The Commission on Chicago Landmarks turned down an appeal to give the building landmark status on the grounds that it “does not have sufficient architectural significance” and “is not associated with Mr. Reagan during his active and productive years.” As to the first reason, the building is a good example of vernacular architecture of the era. As to the second, this site, along with all the other places the 40th president lived in as a boy, figured in the development of his character (his political philosophy came later) and thus is important to understanding this very significant president.

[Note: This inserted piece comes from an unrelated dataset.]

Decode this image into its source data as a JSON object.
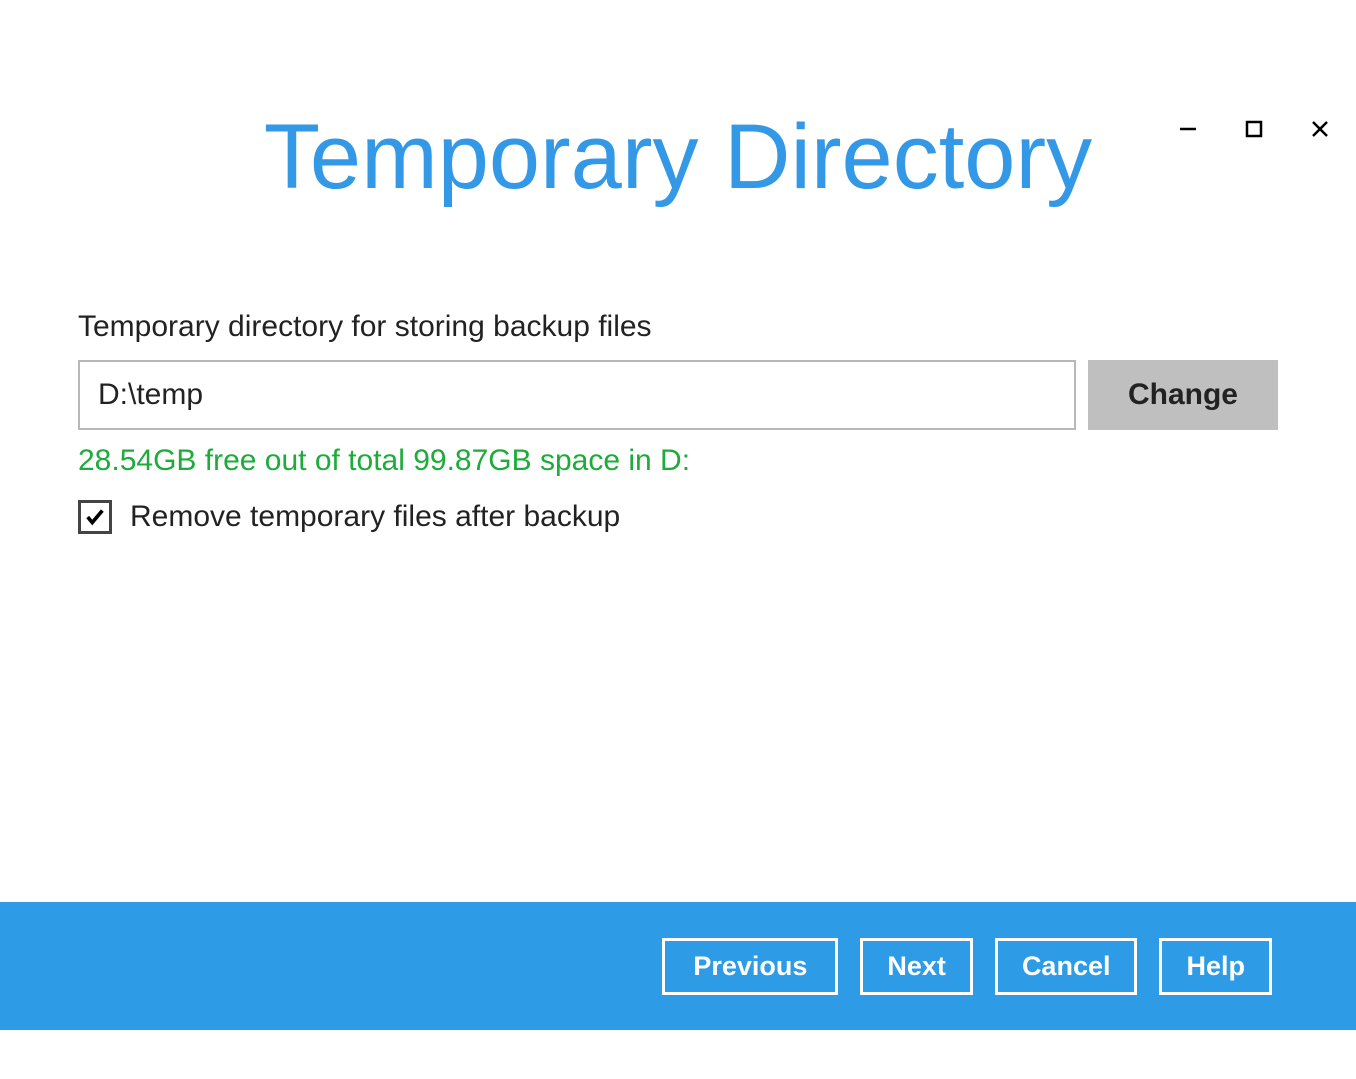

Redd Griffin, a Chicagoan who understood the significance of this building in the life of Reagan and was working energetically at saving it, died unexpectedly in late November. Now, Mary Claire Kendall, a writer, is picking up Griffin’s cause and working to raise enough money to propose that a non-profit group purchase the building from the university and turn it into a Ronald Reagan Hyde Park museum and public affairs center.
Ms. Kendall first became interested in the cause when she was doing research on a book about Frank Lloyd Wright and met Griffin, who was active in the movement to preserve and promote several Wright homes in the Chicago suburbs. About her efforts to raise money for the Reagan Hyde Park preservation project, she says, “Time is of the essence.” The demolition is scheduled to take place by the end of this year.
Meanwhile, while the university is more-or-less ignoring the Reagan home preservation effort, it is actively lobbying for an Obama Presidential Library. President Obama’s own home is in the Hyde Park neighborhood. Chicago politics being what they are, the betting is on that project and not saving the cold-water flat apartment building in which the only U.S. president born and bred in Illinois lived during his boyhood.